L'industrie de la tech veut pousser le vocal comme une nouvelle interface par défaut. | Bruno Gomiero via Unsplash
L'industrie de la tech veut pousser le vocal comme une nouvelle interface par défaut. | Bruno Gomiero via Unsplash

Les assistants vocaux et l'IA veulent vous aider à draguer

Une start-up veut créer un coach en séduction sous forme d’intelligence artificielle vocale.

En quelques années, s'adresser à un objet inanimé est devenue une action banale. Les assistants vocaux sont le gadget favori de Google et Amazon et, grâce à leur matraquage publicitaire, les enceintes connectées de type Google Home ou Alexa sont de plus en plus présentes au sein des foyers.

Coach en séduction

Converser avec un assistant vocal étant devenu plus naturel, d'autres entreprises sautent sur l'occasion et cherchent à appliquer des technologies similaires à leur secteur. L'un de ces domaines est, logiquement, celui des applis de rencontres, déjà bouleversées par les algorithmes.

Une start-up basée à Denver a lancé AIMM (Artificially Intelligent Match Maker), une application de rencontres basée autour d'une voix artificielle. Pour démarrer, plutôt que de cocher des cases, il faut répondre à l'oral aux questions de l'IA telles que «Avez-vous un mode de vie plutôt moderne ou traditionnel?» ou «Êtes-vous une personne à chats?».

L'application ne s'arrête pas là. Alors que normalement, vous vous tourneriez vers vos ami·es pour raconter le premier rencard et recevoir des conseils pour la suite, AIMM prend les devants et aide à planifier le premier coup de téléphone (l'app ne dispose pas de messagerie), le premier rendez-vous, etc.

L'IA suggère un lieu de rencontre, sélectionné selon votre personnalité et celle de la personne que vous allez rencontrer, vous demande comment s'est passé le date, vous encourage à persévérer ou au contraire à lâcher l'affaire et suit ainsi l'intégralité du début de la relation. Tout cela d'une manière «délicate, sensible et subtile», à en croire le fondateur de la start-up, Kevin Teman.

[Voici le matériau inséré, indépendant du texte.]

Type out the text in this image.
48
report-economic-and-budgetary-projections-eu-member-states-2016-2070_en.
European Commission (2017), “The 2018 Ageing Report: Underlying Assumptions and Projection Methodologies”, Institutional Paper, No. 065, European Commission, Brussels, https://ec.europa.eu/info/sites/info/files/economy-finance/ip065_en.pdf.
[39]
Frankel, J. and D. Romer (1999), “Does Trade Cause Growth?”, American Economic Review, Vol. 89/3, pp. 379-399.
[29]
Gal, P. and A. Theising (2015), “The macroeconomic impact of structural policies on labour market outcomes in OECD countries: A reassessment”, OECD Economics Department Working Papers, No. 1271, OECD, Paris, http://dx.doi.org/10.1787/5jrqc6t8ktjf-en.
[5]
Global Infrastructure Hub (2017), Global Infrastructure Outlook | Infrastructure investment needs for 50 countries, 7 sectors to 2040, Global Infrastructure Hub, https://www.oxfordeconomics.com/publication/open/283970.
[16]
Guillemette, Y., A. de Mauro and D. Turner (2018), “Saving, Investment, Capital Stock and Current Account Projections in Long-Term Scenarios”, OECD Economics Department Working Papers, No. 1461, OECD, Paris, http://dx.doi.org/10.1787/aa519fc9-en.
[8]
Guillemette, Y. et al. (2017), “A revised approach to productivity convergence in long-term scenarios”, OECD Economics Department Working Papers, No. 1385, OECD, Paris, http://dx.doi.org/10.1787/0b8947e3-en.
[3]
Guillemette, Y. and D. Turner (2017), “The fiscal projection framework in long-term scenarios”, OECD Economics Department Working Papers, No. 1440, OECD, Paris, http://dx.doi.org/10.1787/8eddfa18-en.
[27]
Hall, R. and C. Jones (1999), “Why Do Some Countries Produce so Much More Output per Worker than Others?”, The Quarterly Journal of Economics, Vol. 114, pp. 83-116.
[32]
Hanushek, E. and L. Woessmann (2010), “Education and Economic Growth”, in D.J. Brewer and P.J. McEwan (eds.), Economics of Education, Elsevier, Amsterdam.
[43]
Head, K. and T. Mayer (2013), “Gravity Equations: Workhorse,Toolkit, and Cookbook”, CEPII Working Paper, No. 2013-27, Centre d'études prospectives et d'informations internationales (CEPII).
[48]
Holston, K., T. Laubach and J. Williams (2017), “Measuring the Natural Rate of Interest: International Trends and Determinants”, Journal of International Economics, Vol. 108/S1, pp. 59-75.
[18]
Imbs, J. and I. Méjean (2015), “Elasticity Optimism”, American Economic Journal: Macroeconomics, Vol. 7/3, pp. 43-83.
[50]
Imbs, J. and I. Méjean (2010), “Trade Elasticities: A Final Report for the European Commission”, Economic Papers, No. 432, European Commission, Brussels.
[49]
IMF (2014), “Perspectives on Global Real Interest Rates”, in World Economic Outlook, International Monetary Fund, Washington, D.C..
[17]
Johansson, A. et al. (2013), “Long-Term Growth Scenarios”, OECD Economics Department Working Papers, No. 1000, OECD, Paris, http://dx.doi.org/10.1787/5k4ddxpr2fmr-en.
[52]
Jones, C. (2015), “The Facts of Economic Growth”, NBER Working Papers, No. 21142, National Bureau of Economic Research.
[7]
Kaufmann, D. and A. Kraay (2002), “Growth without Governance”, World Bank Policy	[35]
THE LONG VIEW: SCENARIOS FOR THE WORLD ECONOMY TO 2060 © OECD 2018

Biais et confessions intimes

L'app est victime des problèmes récurrents dans ce genre d'algorithmes, à savoir, les biais de ses créateurs. Les conseils dispensés sont donc plutôt sexistes (seuls les hommes disposeront de conseils pour organiser le premier date, AIMM partant du principe qu'ils doivent faire le premier pas) et hétéro-centrés.

Si le suivi des rencontres après la mise en contact est un élément relativement nouveau, la dimension vocale n'est qu'un gadget: mis à part un contact plus «humain», elle n'apporte rien qu'un bot textuel n'aurait pas pu faire.

C'est pourtant justement cet aspect qui interpelle. Avec Google Home, Siri, Alexa et les autres, la tech semble bien décidée à ce que la reconnaissance vocale se banalise et devienne une interface aussi naturelle qu'un écran. Un domaine aussi intime que la drague sera donc un test. Sommes-nous assez à l'aise pour parler à nos téléphones de nos états d'âme sentimentaux?

Il n'est pas innocent que l'IA remplisse le rôle qu'un proche assurerait habituellement. Le but est d'établir une relation de confiance avec sa clientèle, d'installer un climat dans lequel elle est à l'aise pour se confier. Confessions qui, évidemment, pourraient représenter de précieuses données à exploiter voire revendre.